OrangeFS uses server-to-server collective communication to improve the scalability of metadata operations. OrangsFS is implementing distributed directories to make directory operations more scalable. Another project is developing the ability to search metadata as an alternative to traditional path look-up for SSD support.
Small, Unaligned Accesses
The OrangeFS team is developing middleware-driven caching on the client side, including configurable semantics that provide a tradeoff between performance and consistency management.
WebDAV & S3
To ease access burdens to data, OrangeFS has many diverse interfaces for data access including cross platform user level access via WebDAV and S3
Scalable, Portable, Flexible
Disk performance of better than 1 GB/sec has been achieved on Linux clusters using standard IDE hard disks.

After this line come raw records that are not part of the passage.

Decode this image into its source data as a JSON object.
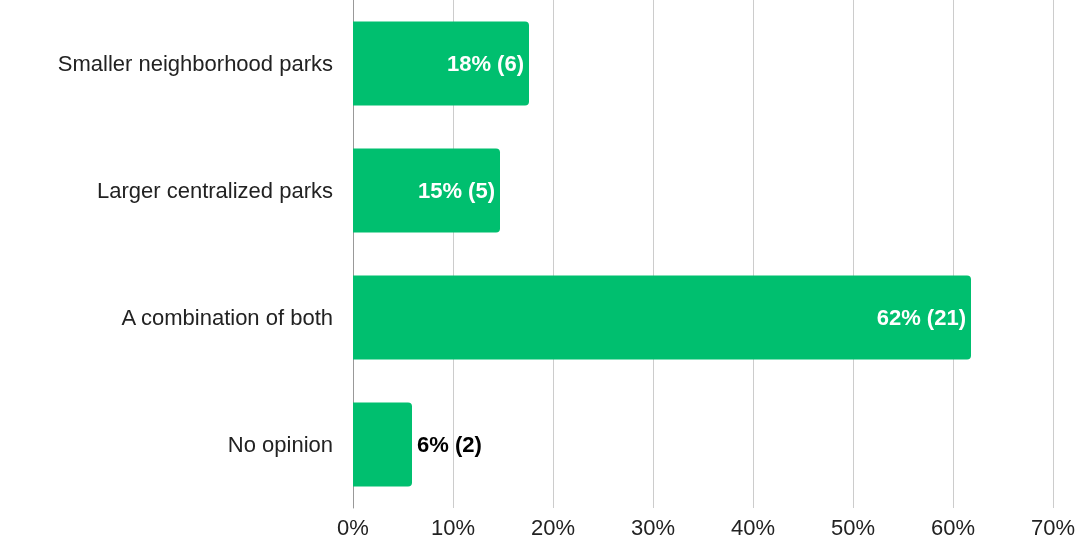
{
  "chart_data": {
    "type": "bar",
    "orientation": "horizontal",
    "categories": [
      "Smaller neighborhood parks",
      "Larger centralized parks",
      "A combination of both",
      "No opinion"
    ],
    "values": [
      17.6,
      14.7,
      61.8,
      5.9
    ],
    "color": "#00bf6f",
    "value_labels": [
      "18% (6)",
      "15% (5)",
      "62% (21)",
      "6% (2)"
    ],
    "xlim": [
      0,
      70
    ],
    "xticks": [
      {
        "value": 0,
        "label": "0%"
      },
      {
        "value": 10,
        "label": "10%"
      },
      {
        "value": 20,
        "label": "20%"
      },
      {
        "value": 30,
        "label": "30%"
      },
      {
        "value": 40,
        "label": "40%"
      },
      {
        "value": 50,
        "label": "50%"
      },
      {
        "value": 60,
        "label": "60%"
      },
      {
        "value": 70,
        "label": "70%"
      }
    ],
    "grid": "x"
  }
}
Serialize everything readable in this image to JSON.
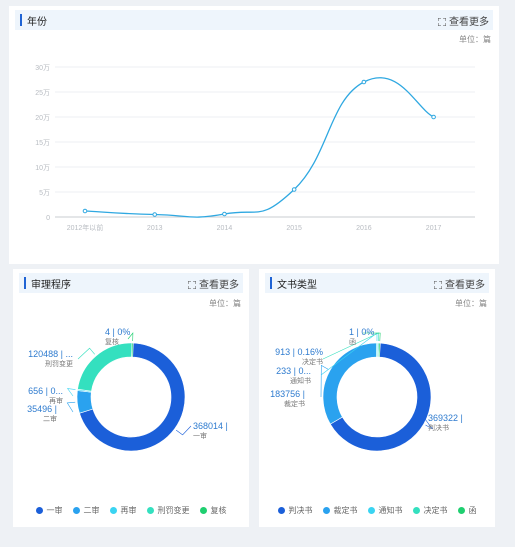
{
  "colors": {
    "accent": "#1f63d4",
    "line": "#2fa8e1",
    "header_bg": "#eef5fc"
  },
  "year_panel": {
    "title": "年份",
    "more_label": "查看更多",
    "unit": "单位：篇",
    "chart_data": {
      "type": "line",
      "categories": [
        "2012年以前",
        "2013",
        "2014",
        "2015",
        "2016",
        "2017"
      ],
      "series": [
        {
          "values": [
            12000,
            5000,
            6000,
            55000,
            270000,
            200000
          ]
        }
      ],
      "y_ticks": [
        "0",
        "5万",
        "10万",
        "15万",
        "20万",
        "25万",
        "30万"
      ],
      "ylim": [
        0,
        300000
      ],
      "grid": true,
      "smooth": true
    }
  },
  "procedure_panel": {
    "title": "审理程序",
    "more_label": "查看更多",
    "unit": "单位：篇",
    "chart_data": {
      "type": "pie",
      "donut": true,
      "slices": [
        {
          "name": "一审",
          "value": 368014,
          "label_value": "368014 |",
          "label_name": "一审",
          "color": "#1b5fd9"
        },
        {
          "name": "二审",
          "value": 35496,
          "label_value": "35496 |",
          "label_name": "二审",
          "color": "#2aa2ef"
        },
        {
          "name": "再审",
          "value": 656,
          "label_value": "656 | 0...",
          "label_name": "再审",
          "color": "#3ad4f2"
        },
        {
          "name": "刑罚变更",
          "value": 120488,
          "label_value": "120488 | ...",
          "label_name": "刑罚变更",
          "color": "#34e0bf"
        },
        {
          "name": "复核",
          "value": 4,
          "label_value": "4 | 0%",
          "label_name": "复核",
          "color": "#1fcf70"
        }
      ],
      "legend": [
        "一审",
        "二审",
        "再审",
        "刑罚变更",
        "复核"
      ],
      "legend_position": "bottom"
    }
  },
  "doctype_panel": {
    "title": "文书类型",
    "more_label": "查看更多",
    "unit": "单位：篇",
    "chart_data": {
      "type": "pie",
      "donut": true,
      "slices": [
        {
          "name": "判决书",
          "value": 369322,
          "label_value": "369322 |",
          "label_name": "判决书",
          "color": "#1b5fd9"
        },
        {
          "name": "裁定书",
          "value": 183756,
          "label_value": "183756 |",
          "label_name": "裁定书",
          "color": "#2aa2ef"
        },
        {
          "name": "通知书",
          "value": 233,
          "label_value": "233 | 0...",
          "label_name": "通知书",
          "color": "#3ad4f2"
        },
        {
          "name": "决定书",
          "value": 913,
          "label_value": "913 | 0.16%",
          "label_name": "决定书",
          "color": "#34e0bf"
        },
        {
          "name": "函",
          "value": 1,
          "label_value": "1 | 0%",
          "label_name": "函",
          "color": "#1fcf70"
        }
      ],
      "legend": [
        "判决书",
        "裁定书",
        "通知书",
        "决定书",
        "函"
      ],
      "legend_position": "bottom"
    }
  }
}
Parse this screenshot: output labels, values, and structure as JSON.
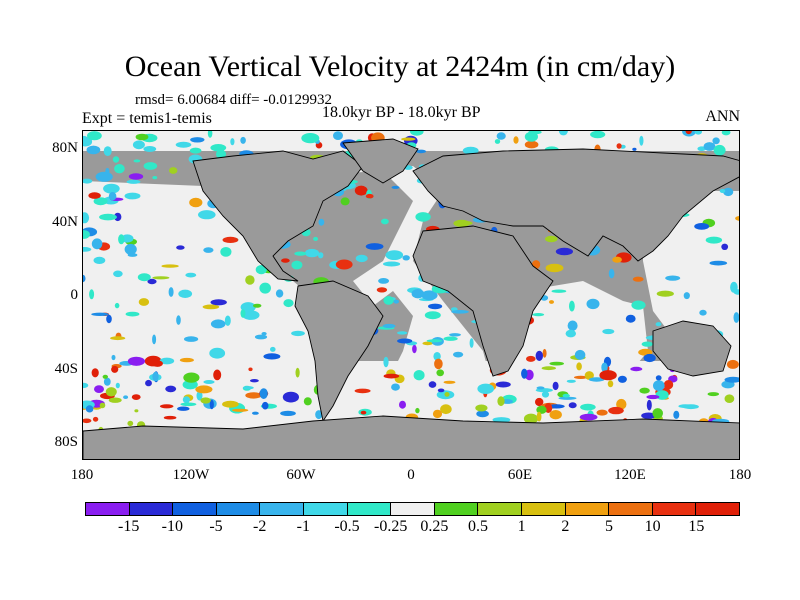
{
  "title": "Ocean Vertical Velocity at 2424m (in cm/day)",
  "stats": "rmsd= 6.00684 diff= -0.0129932",
  "expt": "Expt = temis1-temis",
  "period": "18.0kyr BP - 18.0kyr BP",
  "season": "ANN",
  "lat_labels": [
    "80N",
    "40N",
    "0",
    "40S",
    "80S"
  ],
  "lon_labels": [
    "180",
    "120W",
    "60W",
    "0",
    "60E",
    "120E",
    "180"
  ],
  "colorbar": {
    "labels": [
      "-15",
      "-10",
      "-5",
      "-2",
      "-1",
      "-0.5",
      "-0.25",
      "0.25",
      "0.5",
      "1",
      "2",
      "5",
      "10",
      "15"
    ],
    "colors": [
      "#8a1ef0",
      "#2a2ad6",
      "#1060e0",
      "#1e8ce6",
      "#38b4ec",
      "#40d8e8",
      "#30e8c8",
      "#f0f0f0",
      "#50d020",
      "#a0d020",
      "#d8c010",
      "#f0a010",
      "#ec7010",
      "#e83010",
      "#e02008"
    ]
  },
  "map_colors": {
    "land": "#9a9a9a",
    "ocean": "#f0f0f0"
  }
}
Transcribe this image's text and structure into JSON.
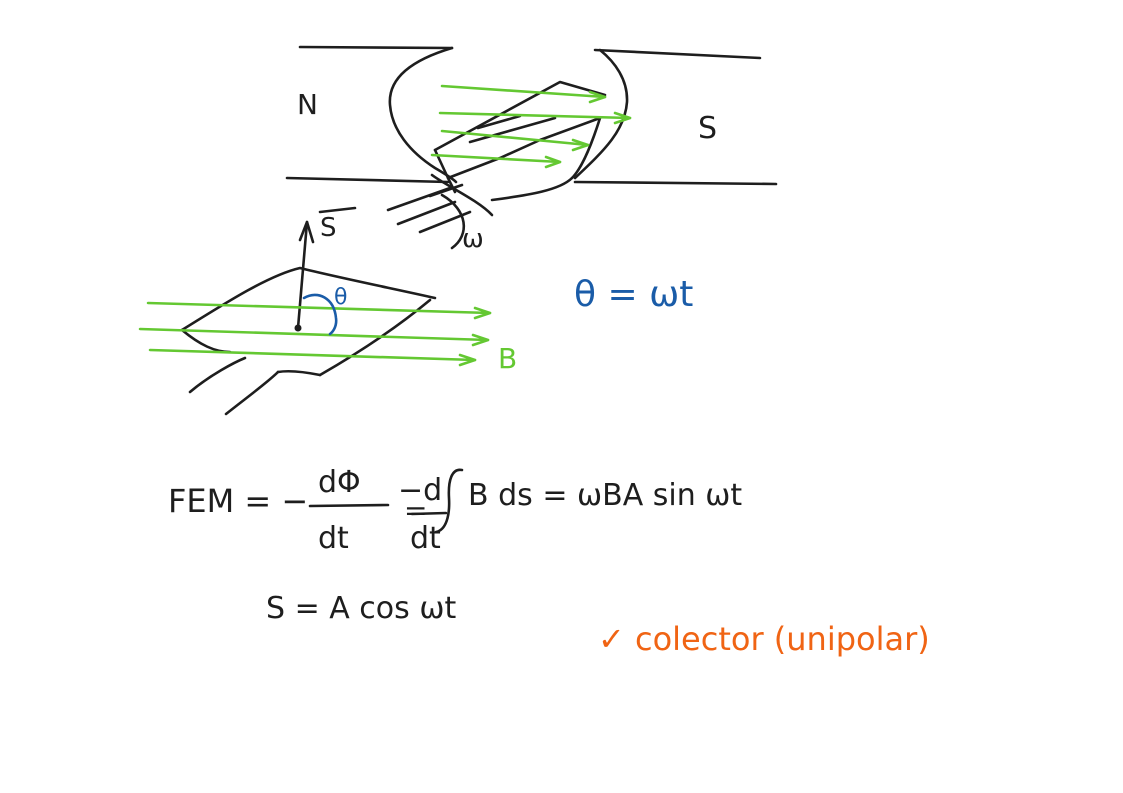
{
  "colors": {
    "background": "#ffffff",
    "ink": "#1e1e1e",
    "field_lines": "#64c832",
    "angle": "#1a5ca8",
    "note": "#f06414"
  },
  "magnet": {
    "north_label": "N",
    "south_label": "S",
    "omega_label": "ω"
  },
  "loop": {
    "surface_vector_label": "S",
    "angle_label": "θ",
    "field_label": "B"
  },
  "angle_relation": "θ = ωt",
  "formula": {
    "lhs": "FEM = −",
    "frac1_num": "dΦ",
    "frac1_den": "dt",
    "eq": "=",
    "frac2_num": "−d",
    "frac2_den": "dt",
    "integrand": "B ds = ωBA sin ωt"
  },
  "surface_relation": "S = A cos ωt",
  "note": "✓ colector (unipolar)"
}
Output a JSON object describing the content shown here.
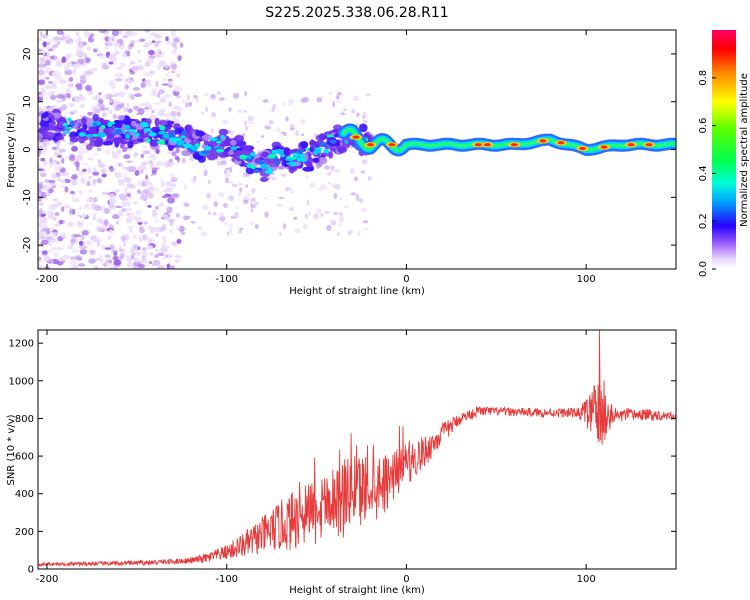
{
  "title": "S225.2025.338.06.28.R11",
  "chart_data": [
    {
      "type": "heatmap",
      "xlabel": "Height of straight line (km)",
      "ylabel": "Frequency (Hz)",
      "xlim": [
        -205,
        150
      ],
      "ylim": [
        -25,
        25
      ],
      "xticks": [
        -200,
        -100,
        0,
        100
      ],
      "yticks": [
        -20,
        -10,
        0,
        10,
        20
      ],
      "colorbar": {
        "label": "Normalized spectral amplitude",
        "range": [
          0,
          1
        ],
        "ticks": [
          "0.0",
          "0.2",
          "0.4",
          "0.6",
          "0.8"
        ],
        "tick_values": [
          0.0,
          0.2,
          0.4,
          0.6,
          0.8
        ]
      },
      "ridge": [
        {
          "x": -205,
          "f": 5.0
        },
        {
          "x": -190,
          "f": 5.0
        },
        {
          "x": -175,
          "f": 4.0
        },
        {
          "x": -160,
          "f": 4.0
        },
        {
          "x": -145,
          "f": 3.5
        },
        {
          "x": -130,
          "f": 3.0
        },
        {
          "x": -120,
          "f": 1.5
        },
        {
          "x": -110,
          "f": 0.0
        },
        {
          "x": -100,
          "f": 2.0
        },
        {
          "x": -90,
          "f": -1.0
        },
        {
          "x": -80,
          "f": -4.0
        },
        {
          "x": -70,
          "f": -1.0
        },
        {
          "x": -60,
          "f": -2.0
        },
        {
          "x": -50,
          "f": -1.0
        },
        {
          "x": -40,
          "f": 2.0
        },
        {
          "x": -30,
          "f": 3.0
        },
        {
          "x": -20,
          "f": 1.0
        },
        {
          "x": -10,
          "f": 1.0
        },
        {
          "x": 0,
          "f": 1.0
        },
        {
          "x": 20,
          "f": 1.0
        },
        {
          "x": 60,
          "f": 1.0
        },
        {
          "x": 80,
          "f": 2.0
        },
        {
          "x": 100,
          "f": 0.0
        },
        {
          "x": 120,
          "f": 1.0
        },
        {
          "x": 150,
          "f": 1.0
        }
      ]
    },
    {
      "type": "line",
      "xlabel": "Height of straight line (km)",
      "ylabel": "SNR (10 * v/v)",
      "xlim": [
        -205,
        150
      ],
      "ylim": [
        0,
        1270
      ],
      "xticks": [
        -200,
        -100,
        0,
        100
      ],
      "yticks": [
        0,
        200,
        400,
        600,
        800,
        1000,
        1200
      ],
      "series": [
        {
          "name": "SNR",
          "color": "#e83a3a",
          "points": [
            {
              "x": -205,
              "y": 25
            },
            {
              "x": -180,
              "y": 28
            },
            {
              "x": -160,
              "y": 30
            },
            {
              "x": -140,
              "y": 35
            },
            {
              "x": -120,
              "y": 45
            },
            {
              "x": -110,
              "y": 60
            },
            {
              "x": -100,
              "y": 90
            },
            {
              "x": -90,
              "y": 130
            },
            {
              "x": -80,
              "y": 180
            },
            {
              "x": -70,
              "y": 230
            },
            {
              "x": -60,
              "y": 270
            },
            {
              "x": -50,
              "y": 300
            },
            {
              "x": -40,
              "y": 330
            },
            {
              "x": -30,
              "y": 360
            },
            {
              "x": -20,
              "y": 400
            },
            {
              "x": -10,
              "y": 460
            },
            {
              "x": 0,
              "y": 560
            },
            {
              "x": 10,
              "y": 620
            },
            {
              "x": 20,
              "y": 720
            },
            {
              "x": 30,
              "y": 800
            },
            {
              "x": 40,
              "y": 840
            },
            {
              "x": 60,
              "y": 835
            },
            {
              "x": 80,
              "y": 830
            },
            {
              "x": 100,
              "y": 830
            },
            {
              "x": 105,
              "y": 830
            },
            {
              "x": 108,
              "y": 830
            },
            {
              "x": 115,
              "y": 815
            },
            {
              "x": 130,
              "y": 820
            },
            {
              "x": 150,
              "y": 815
            }
          ],
          "noise": [
            {
              "x": -205,
              "a": 8
            },
            {
              "x": -120,
              "a": 15
            },
            {
              "x": -100,
              "a": 40
            },
            {
              "x": -80,
              "a": 100
            },
            {
              "x": -60,
              "a": 170
            },
            {
              "x": -40,
              "a": 220
            },
            {
              "x": -25,
              "a": 230
            },
            {
              "x": -10,
              "a": 150
            },
            {
              "x": 0,
              "a": 120
            },
            {
              "x": 15,
              "a": 70
            },
            {
              "x": 30,
              "a": 30
            },
            {
              "x": 50,
              "a": 22
            },
            {
              "x": 95,
              "a": 25
            },
            {
              "x": 103,
              "a": 110
            },
            {
              "x": 106,
              "a": 240
            },
            {
              "x": 108,
              "a": 280
            },
            {
              "x": 111,
              "a": 120
            },
            {
              "x": 116,
              "a": 40
            },
            {
              "x": 150,
              "a": 22
            }
          ],
          "peak": {
            "x": 107.5,
            "y": 1270
          }
        }
      ]
    }
  ]
}
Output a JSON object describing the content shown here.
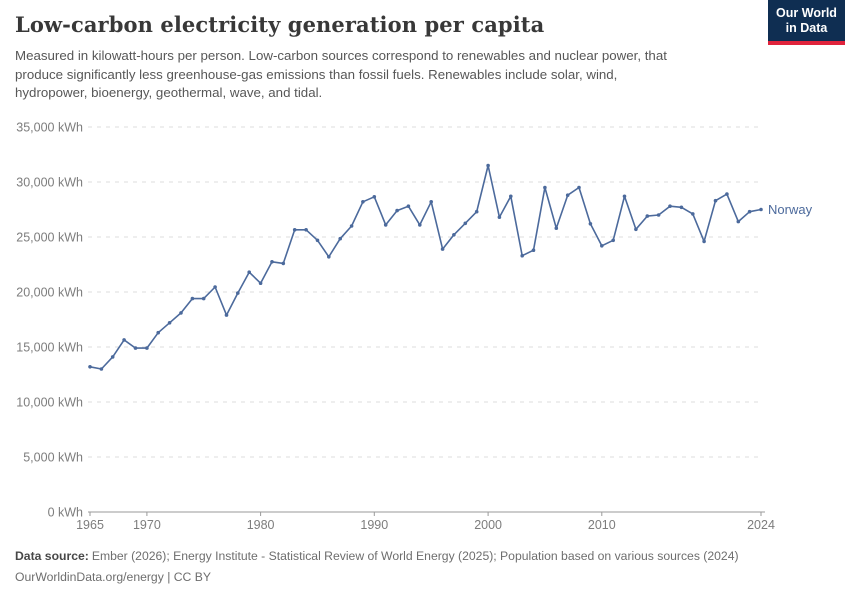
{
  "header": {
    "title": "Low-carbon electricity generation per capita",
    "subtitle_lines": [
      "Measured in kilowatt-hours per person. Low-carbon sources correspond to renewables and nuclear power, that",
      "produce significantly less greenhouse-gas emissions than fossil fuels. Renewables include solar, wind,",
      "hydropower, bioenergy, geothermal, wave, and tidal."
    ],
    "logo": {
      "line1": "Our World",
      "line2": "in Data",
      "bg_color": "#0f2e52",
      "accent_color": "#e0233c"
    }
  },
  "chart_data": {
    "type": "line",
    "title": "Low-carbon electricity generation per capita",
    "unit": "kWh per person",
    "xlabel": "Year",
    "ylabel": "kWh",
    "xlim": [
      1965,
      2024
    ],
    "ylim": [
      0,
      35000
    ],
    "grid": "horizontal dashed gridlines on",
    "legend": "end-of-line label",
    "x": [
      1965,
      1966,
      1967,
      1968,
      1969,
      1970,
      1971,
      1972,
      1973,
      1974,
      1975,
      1976,
      1977,
      1978,
      1979,
      1980,
      1981,
      1982,
      1983,
      1984,
      1985,
      1986,
      1987,
      1988,
      1989,
      1990,
      1991,
      1992,
      1993,
      1994,
      1995,
      1996,
      1997,
      1998,
      1999,
      2000,
      2001,
      2002,
      2003,
      2004,
      2005,
      2006,
      2007,
      2008,
      2009,
      2010,
      2011,
      2012,
      2013,
      2014,
      2015,
      2016,
      2017,
      2018,
      2019,
      2020,
      2021,
      2022,
      2023,
      2024
    ],
    "series": [
      {
        "name": "Norway",
        "color": "#4c6a9c",
        "values": [
          13200,
          13000,
          14100,
          15650,
          14900,
          14900,
          16300,
          17200,
          18100,
          19400,
          19400,
          20450,
          17900,
          19900,
          21800,
          20800,
          22750,
          22600,
          25650,
          25650,
          24700,
          23200,
          24850,
          26000,
          28200,
          28650,
          26100,
          27400,
          27800,
          26100,
          28200,
          23900,
          25200,
          26250,
          27300,
          31500,
          26800,
          28700,
          23300,
          23800,
          29500,
          25800,
          28800,
          29500,
          26200,
          24200,
          24700,
          28700,
          25700,
          26900,
          27000,
          27800,
          27700,
          27100,
          24600,
          28300,
          28900,
          26400,
          27300,
          27500
        ]
      }
    ],
    "y_ticks": [
      {
        "v": 0,
        "label": "0 kWh"
      },
      {
        "v": 5000,
        "label": "5,000 kWh"
      },
      {
        "v": 10000,
        "label": "10,000 kWh"
      },
      {
        "v": 15000,
        "label": "15,000 kWh"
      },
      {
        "v": 20000,
        "label": "20,000 kWh"
      },
      {
        "v": 25000,
        "label": "25,000 kWh"
      },
      {
        "v": 30000,
        "label": "30,000 kWh"
      },
      {
        "v": 35000,
        "label": "35,000 kWh"
      }
    ],
    "x_ticks": [
      {
        "v": 1965,
        "label": "1965"
      },
      {
        "v": 1970,
        "label": "1970"
      },
      {
        "v": 1980,
        "label": "1980"
      },
      {
        "v": 1990,
        "label": "1990"
      },
      {
        "v": 2000,
        "label": "2000"
      },
      {
        "v": 2010,
        "label": "2010"
      },
      {
        "v": 2024,
        "label": "2024"
      }
    ]
  },
  "footer": {
    "source_label": "Data source:",
    "source_text": "Ember (2026); Energy Institute - Statistical Review of World Energy (2025); Population based on various sources (2024)",
    "note": "OurWorldinData.org/energy | CC BY"
  }
}
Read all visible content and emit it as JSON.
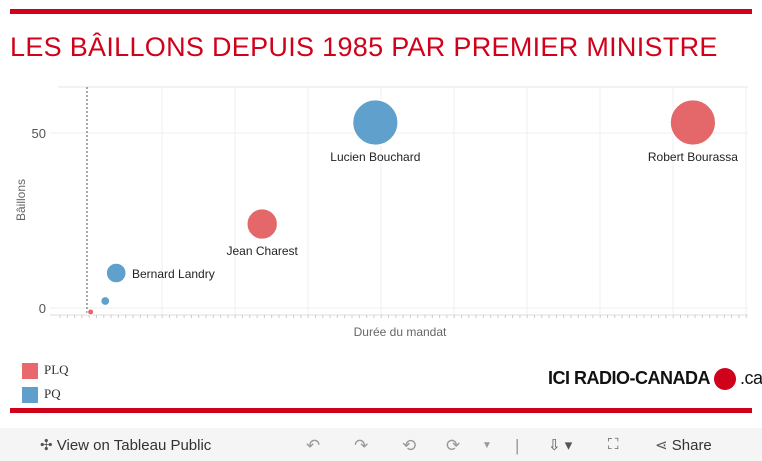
{
  "title": "LES BÂILLONS DEPUIS 1985 PAR PREMIER MINISTRE",
  "chart_data": {
    "type": "scatter",
    "xlabel": "Durée du mandat",
    "ylabel": "Bâillons",
    "yticks": [
      0,
      50
    ],
    "ylim": [
      -2,
      63
    ],
    "xlim": [
      -0.4,
      9
    ],
    "grid": true,
    "points": [
      {
        "label": "",
        "party": "PLQ",
        "x": 0.05,
        "y": 0
      },
      {
        "label": "",
        "party": "PQ",
        "x": 0.25,
        "y": 2
      },
      {
        "label": "Bernard Landry",
        "party": "PQ",
        "x": 0.4,
        "y": 10
      },
      {
        "label": "Jean Charest",
        "party": "PLQ",
        "x": 2.4,
        "y": 24
      },
      {
        "label": "Lucien Bouchard",
        "party": "PQ",
        "x": 3.95,
        "y": 53
      },
      {
        "label": "Robert Bourassa",
        "party": "PLQ",
        "x": 8.3,
        "y": 53
      }
    ],
    "colors": {
      "PLQ": "#e15759",
      "PQ": "#4e96c8"
    }
  },
  "legend": [
    {
      "label": "PLQ",
      "color": "#e8696b"
    },
    {
      "label": "PQ",
      "color": "#5f9fcc"
    }
  ],
  "logo": {
    "text1": "ICI RADIO-CANADA",
    "text2": ".ca"
  },
  "toolbar": {
    "view": "View on Tableau Public",
    "share": "Share"
  }
}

OrrangeFS brings state-of-the-art parallel I/O concepts to production parallel systems. It is designed to scale to petabytes of storage and provide access rates at 100s of GB/sec.
OrangeFS relaxes POSIX consistency semantics where necessary to improve stability and performance. Cluster file systems that enforce POSIX consistency require stateful clients with locking subsystems, reducing the stability of the system in the face of failures. These systems can be difficult to maintain due to overhead of lock management.
Optimized MPI-IO Support
OrangeFS is designed to support a number of access models, from collective I/O to independent I/O as well as non-contiguous and structured access patterns. OrangeFS provides an object-based, stateless client interface, leading to optimizations for metadata operations within MPI-IO.
OrangeFS operates on a wide variety of systems, including IA32, IA64, Opteron, PowerPC, Alpha, and MIPS. It is easily integrated into local or shared storage configurations, and provides support for high-end networking fabrics, such as Infiniband and Myrinet.
OrangeFS is easy to deploy and manage. It builds out-of-the-box on a wide-variety of Linux distributions and has only a few required dependencies. OrangeFS builds and runs directly on your Linux installation and requires no kernel patches or specific kernel versions.
A multi-institution team of parallel I/O, networking and storage experts develops OrangeFS. It embodies the expertise of designers who have worked for over a decade in the field of parallel I/O. OrangeFS remains a platform for active research in the parallel I/O field, and the code is designed to be easy to augment for research purposes.
Secure Access Control
The OrangeFS team has developed internal security method based on signed credentials and capabilities that is designed to work with federated authentication mechanisms and yet maintain high-performance characteristics. Current research is focusing on flexible access control schemas beyond simple userID-based permissions.
The OrangeFS project is working to be production-ready, which includes improvements to the documentation base for all of OrangeFS.
OrangeFS provides a Windows client to allow Windows systems to seamlessly connect to the file system. Client applications can use files on OrangeFS in the same way as local files.
OrangeFS Developers have created a fast, efficient way to leverage OrangeFS natively with the Hadoop eco-system. This integration can be leveraged in traditional HPC methodologies to provide high performance data analysis.